The reality is that for women, everything is more difficult and in a situation of vulnerability, we are more exposed to people taking advantage of us. This, together with the old and widely-known narrative of local beauties as an exportation product, has fueled the problem and facilitated the violations committed against the rights of our girls and women. And the danger also seems to have permeated all spheres in our society: a human rights defender in Venezuela told me how his female students enrolled in an elite university keep receiving tempting and suspicious offers to travel and work in foreign countries.

It is only a matter of time before a transitional justice programme is implemented in Venezuela. When that times comes, we will need to be ready to receive our women and their children and to focus on their rehabilitation and protection of their economic and social rights, particularly health and education, as well as to overcome any possibility of stigmatisation through their stories of resistance. In the meantime, we need stronger engagement by the international community and that the Latin American states act in concert towards the Venezuelan migration crisis and its feminisation.

The UNHCR recently stated that while under certain cases the 1951 Refugee Convention is applicable, the majority of Venezuelans are in need of international refugee protection, based on the wider criteria of the 1984 Cartagena Declaration that applies in Latin America. According to this instrument, refugees may be those who have fled their country because their lives, security or freedom have been threatened by circumstances that have seriously disturbed the public order. Moreover, not only are girls and women in urgent need of protection from non-state actors involved in trafficking, child exploitation and sexual slavery, but also, based on gender grounds, they should be granted refugee status due to the fear and persecution attached to these crimes.
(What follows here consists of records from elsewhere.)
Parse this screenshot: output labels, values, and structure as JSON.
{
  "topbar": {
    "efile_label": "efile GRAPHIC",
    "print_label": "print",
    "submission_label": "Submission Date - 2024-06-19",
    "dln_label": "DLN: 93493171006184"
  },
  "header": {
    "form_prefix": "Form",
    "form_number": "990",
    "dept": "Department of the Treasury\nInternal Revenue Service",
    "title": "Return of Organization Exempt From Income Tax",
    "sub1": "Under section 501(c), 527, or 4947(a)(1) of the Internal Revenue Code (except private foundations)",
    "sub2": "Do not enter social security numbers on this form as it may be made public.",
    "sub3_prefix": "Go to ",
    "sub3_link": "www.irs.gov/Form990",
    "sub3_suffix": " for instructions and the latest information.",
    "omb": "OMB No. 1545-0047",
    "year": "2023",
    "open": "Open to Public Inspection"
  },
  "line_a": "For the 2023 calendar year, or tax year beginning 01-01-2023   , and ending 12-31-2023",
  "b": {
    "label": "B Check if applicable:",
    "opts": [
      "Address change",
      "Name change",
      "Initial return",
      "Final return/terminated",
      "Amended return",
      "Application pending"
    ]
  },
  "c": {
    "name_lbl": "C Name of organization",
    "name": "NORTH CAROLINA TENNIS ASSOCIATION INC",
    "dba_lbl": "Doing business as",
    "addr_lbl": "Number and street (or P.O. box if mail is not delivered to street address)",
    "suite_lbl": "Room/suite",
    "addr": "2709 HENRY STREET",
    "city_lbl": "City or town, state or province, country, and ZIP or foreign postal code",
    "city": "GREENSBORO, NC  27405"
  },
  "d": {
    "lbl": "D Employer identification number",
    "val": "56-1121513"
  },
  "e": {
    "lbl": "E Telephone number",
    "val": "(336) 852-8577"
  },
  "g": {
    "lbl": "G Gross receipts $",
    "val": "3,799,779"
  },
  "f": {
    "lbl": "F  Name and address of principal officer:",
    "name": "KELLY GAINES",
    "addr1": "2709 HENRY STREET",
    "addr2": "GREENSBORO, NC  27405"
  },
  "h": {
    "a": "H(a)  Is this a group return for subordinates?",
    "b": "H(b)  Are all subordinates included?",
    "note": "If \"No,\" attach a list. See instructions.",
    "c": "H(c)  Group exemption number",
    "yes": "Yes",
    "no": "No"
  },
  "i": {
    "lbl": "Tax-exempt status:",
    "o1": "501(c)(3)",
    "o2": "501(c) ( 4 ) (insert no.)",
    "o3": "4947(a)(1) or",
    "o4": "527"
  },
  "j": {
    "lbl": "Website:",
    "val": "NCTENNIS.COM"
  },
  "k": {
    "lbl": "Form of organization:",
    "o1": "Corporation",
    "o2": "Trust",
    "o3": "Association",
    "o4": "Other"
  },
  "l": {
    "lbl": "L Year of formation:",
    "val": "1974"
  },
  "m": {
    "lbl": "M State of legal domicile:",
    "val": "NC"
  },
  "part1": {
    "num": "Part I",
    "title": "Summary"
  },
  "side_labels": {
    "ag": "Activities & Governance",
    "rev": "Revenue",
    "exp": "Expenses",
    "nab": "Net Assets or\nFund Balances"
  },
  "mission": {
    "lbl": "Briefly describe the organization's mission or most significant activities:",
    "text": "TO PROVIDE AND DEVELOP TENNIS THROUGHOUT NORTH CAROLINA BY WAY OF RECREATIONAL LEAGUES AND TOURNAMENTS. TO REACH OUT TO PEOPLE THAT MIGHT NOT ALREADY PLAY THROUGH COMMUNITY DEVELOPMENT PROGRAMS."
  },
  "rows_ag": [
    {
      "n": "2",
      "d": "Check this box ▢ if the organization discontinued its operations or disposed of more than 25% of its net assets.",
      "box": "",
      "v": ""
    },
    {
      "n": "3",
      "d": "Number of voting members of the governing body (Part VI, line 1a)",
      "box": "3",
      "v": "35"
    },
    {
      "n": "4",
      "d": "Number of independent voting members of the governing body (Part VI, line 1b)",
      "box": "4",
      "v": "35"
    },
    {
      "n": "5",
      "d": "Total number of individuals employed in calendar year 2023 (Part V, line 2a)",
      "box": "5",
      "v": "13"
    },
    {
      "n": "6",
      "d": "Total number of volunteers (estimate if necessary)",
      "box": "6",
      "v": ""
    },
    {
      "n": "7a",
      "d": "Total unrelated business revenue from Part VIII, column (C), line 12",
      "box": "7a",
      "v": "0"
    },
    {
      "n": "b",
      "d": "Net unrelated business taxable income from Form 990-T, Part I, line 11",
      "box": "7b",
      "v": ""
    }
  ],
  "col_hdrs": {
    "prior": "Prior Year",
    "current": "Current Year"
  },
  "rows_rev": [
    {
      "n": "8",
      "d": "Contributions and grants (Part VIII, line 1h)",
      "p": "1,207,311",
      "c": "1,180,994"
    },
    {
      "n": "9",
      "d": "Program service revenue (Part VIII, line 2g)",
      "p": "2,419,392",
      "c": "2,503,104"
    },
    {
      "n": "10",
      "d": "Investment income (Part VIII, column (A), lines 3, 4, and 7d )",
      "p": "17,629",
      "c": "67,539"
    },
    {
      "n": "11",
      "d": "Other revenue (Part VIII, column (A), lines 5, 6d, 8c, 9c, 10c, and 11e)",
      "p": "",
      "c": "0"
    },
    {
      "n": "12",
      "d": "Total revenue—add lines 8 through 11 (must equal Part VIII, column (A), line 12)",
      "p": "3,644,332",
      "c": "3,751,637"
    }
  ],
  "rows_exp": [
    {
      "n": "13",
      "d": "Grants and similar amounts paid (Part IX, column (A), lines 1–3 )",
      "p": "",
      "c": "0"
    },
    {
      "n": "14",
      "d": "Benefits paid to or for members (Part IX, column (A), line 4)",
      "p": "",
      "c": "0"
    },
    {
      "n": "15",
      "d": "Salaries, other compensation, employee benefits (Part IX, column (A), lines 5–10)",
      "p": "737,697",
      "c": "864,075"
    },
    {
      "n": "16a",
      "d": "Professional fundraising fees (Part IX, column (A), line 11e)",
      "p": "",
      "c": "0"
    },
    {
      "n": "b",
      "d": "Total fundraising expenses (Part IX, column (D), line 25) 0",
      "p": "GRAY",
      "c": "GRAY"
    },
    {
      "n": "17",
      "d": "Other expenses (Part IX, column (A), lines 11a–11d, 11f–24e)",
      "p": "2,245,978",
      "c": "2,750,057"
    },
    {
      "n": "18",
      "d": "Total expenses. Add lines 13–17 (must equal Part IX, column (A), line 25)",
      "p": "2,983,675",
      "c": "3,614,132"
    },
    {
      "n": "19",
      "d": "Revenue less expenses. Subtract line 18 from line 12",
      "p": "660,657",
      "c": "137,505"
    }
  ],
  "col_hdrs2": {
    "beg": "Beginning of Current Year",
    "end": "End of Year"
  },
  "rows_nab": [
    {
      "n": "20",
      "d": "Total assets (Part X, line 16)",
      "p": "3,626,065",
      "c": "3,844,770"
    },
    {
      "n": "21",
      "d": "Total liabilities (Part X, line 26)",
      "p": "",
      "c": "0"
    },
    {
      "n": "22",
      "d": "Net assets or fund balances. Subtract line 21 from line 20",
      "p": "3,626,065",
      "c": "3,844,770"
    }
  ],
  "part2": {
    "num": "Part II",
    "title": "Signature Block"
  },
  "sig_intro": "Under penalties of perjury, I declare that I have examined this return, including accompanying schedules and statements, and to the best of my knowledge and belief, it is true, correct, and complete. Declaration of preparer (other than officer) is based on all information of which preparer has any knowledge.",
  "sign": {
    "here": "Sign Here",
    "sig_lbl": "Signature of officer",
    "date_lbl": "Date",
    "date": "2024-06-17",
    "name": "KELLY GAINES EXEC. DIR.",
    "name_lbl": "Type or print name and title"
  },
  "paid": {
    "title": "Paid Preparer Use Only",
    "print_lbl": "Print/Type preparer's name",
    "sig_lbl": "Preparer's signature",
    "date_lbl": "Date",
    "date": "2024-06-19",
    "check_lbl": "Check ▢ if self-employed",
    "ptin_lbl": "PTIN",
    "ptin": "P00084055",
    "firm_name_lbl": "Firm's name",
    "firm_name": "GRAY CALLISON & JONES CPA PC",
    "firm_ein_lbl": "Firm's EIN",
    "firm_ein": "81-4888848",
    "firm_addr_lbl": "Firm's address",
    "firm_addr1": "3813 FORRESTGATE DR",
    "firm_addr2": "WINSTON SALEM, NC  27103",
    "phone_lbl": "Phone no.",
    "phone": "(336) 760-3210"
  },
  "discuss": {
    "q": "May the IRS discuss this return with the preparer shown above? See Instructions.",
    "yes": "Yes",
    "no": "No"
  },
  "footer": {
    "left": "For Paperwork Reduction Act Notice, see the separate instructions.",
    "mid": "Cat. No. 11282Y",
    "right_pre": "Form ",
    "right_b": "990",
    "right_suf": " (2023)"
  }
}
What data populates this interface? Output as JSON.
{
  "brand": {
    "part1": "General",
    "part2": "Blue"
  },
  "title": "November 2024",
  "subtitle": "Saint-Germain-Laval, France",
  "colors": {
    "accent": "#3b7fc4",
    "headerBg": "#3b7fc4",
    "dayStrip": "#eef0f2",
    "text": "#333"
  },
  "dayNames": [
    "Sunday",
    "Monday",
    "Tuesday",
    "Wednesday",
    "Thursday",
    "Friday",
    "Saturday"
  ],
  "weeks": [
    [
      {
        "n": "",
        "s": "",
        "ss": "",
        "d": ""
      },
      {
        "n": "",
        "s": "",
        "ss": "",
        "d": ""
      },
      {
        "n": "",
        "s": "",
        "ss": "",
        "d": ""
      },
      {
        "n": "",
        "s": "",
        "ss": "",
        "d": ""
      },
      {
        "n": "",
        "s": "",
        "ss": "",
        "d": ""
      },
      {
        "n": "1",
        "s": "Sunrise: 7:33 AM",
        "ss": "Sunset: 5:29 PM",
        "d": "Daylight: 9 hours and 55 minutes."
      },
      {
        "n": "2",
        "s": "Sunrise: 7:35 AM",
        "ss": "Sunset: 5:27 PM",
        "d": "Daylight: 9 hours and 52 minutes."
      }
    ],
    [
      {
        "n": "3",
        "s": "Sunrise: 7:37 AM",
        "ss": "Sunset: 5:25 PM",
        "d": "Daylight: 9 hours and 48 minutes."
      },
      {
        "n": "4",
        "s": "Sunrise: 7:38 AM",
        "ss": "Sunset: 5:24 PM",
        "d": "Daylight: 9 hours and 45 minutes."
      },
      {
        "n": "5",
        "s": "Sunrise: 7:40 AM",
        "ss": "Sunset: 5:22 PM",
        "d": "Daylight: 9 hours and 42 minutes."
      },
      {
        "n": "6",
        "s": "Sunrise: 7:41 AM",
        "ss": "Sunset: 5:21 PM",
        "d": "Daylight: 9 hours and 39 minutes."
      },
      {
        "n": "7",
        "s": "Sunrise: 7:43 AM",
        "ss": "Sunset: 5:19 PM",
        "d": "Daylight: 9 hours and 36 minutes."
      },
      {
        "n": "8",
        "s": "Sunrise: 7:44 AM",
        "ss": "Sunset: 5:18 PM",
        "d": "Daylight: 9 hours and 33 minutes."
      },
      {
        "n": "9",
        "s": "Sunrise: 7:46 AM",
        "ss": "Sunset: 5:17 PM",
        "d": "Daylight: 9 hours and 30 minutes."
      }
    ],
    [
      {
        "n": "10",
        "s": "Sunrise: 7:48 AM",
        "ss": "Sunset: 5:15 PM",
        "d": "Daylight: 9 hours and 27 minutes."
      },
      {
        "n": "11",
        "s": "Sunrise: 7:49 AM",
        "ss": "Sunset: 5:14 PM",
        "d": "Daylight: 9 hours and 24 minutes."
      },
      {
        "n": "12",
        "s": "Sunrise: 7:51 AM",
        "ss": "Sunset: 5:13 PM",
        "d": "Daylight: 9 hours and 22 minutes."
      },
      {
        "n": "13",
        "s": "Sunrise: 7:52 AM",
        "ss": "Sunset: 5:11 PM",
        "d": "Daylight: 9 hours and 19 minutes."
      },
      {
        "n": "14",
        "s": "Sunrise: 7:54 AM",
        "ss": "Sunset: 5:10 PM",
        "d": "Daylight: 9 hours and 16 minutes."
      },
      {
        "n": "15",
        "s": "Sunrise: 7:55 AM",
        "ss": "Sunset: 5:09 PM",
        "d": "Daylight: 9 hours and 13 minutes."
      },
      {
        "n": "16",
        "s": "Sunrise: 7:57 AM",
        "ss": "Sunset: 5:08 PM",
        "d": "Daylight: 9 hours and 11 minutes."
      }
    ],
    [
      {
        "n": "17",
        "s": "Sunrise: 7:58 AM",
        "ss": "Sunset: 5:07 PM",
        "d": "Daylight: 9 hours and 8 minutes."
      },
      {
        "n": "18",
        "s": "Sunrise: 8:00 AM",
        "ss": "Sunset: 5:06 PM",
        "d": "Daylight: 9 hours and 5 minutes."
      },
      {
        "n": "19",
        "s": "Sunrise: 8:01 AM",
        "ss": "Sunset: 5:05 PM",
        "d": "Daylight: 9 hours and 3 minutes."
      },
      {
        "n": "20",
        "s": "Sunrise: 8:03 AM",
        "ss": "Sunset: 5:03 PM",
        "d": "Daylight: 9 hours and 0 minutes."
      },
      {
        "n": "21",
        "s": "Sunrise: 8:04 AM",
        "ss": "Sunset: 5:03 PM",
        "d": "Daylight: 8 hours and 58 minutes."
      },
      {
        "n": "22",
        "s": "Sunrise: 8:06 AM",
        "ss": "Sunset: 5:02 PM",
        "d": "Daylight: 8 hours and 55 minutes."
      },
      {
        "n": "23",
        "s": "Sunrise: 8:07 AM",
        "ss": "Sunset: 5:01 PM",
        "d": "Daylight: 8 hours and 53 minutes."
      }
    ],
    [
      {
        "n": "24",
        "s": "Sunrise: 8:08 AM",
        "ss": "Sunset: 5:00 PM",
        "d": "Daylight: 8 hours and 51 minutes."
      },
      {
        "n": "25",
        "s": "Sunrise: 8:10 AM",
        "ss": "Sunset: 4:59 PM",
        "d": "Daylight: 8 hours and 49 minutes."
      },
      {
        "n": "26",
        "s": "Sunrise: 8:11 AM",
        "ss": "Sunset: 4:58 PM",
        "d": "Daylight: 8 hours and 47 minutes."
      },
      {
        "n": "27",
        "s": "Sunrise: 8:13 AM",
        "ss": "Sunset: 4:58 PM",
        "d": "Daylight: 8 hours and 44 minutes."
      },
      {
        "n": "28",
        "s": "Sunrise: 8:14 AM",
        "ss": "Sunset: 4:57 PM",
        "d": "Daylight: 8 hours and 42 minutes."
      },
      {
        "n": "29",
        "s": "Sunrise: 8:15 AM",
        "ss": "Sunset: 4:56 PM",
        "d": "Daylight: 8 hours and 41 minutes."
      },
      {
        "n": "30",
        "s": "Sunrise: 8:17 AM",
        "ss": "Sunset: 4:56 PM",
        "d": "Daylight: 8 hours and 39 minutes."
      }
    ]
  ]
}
As Patricia Viseur Sellers argues, we need to stop thinking about sexual slavery as if it were different from enslavement. How much then are we missing an international criminal court that attends to transnational crime! Effective border controls by state actors should also be accompanied by the application of the principle of non-refoulement, guaranteed under international human rights, refugee, humanitarian and customary law and characterised by its absolute nature without any exception.

Finally, the rights of refugee and migrant women and girls, particularly those of a sexual and reproductive nature, should be fulfilled. If the polis, rather than territorial circumscriptions, is the public space where people speak and act together, there cannot be peace if we don’t accept that communities are in a constant flux and recognise that others should be treated as equal human beings.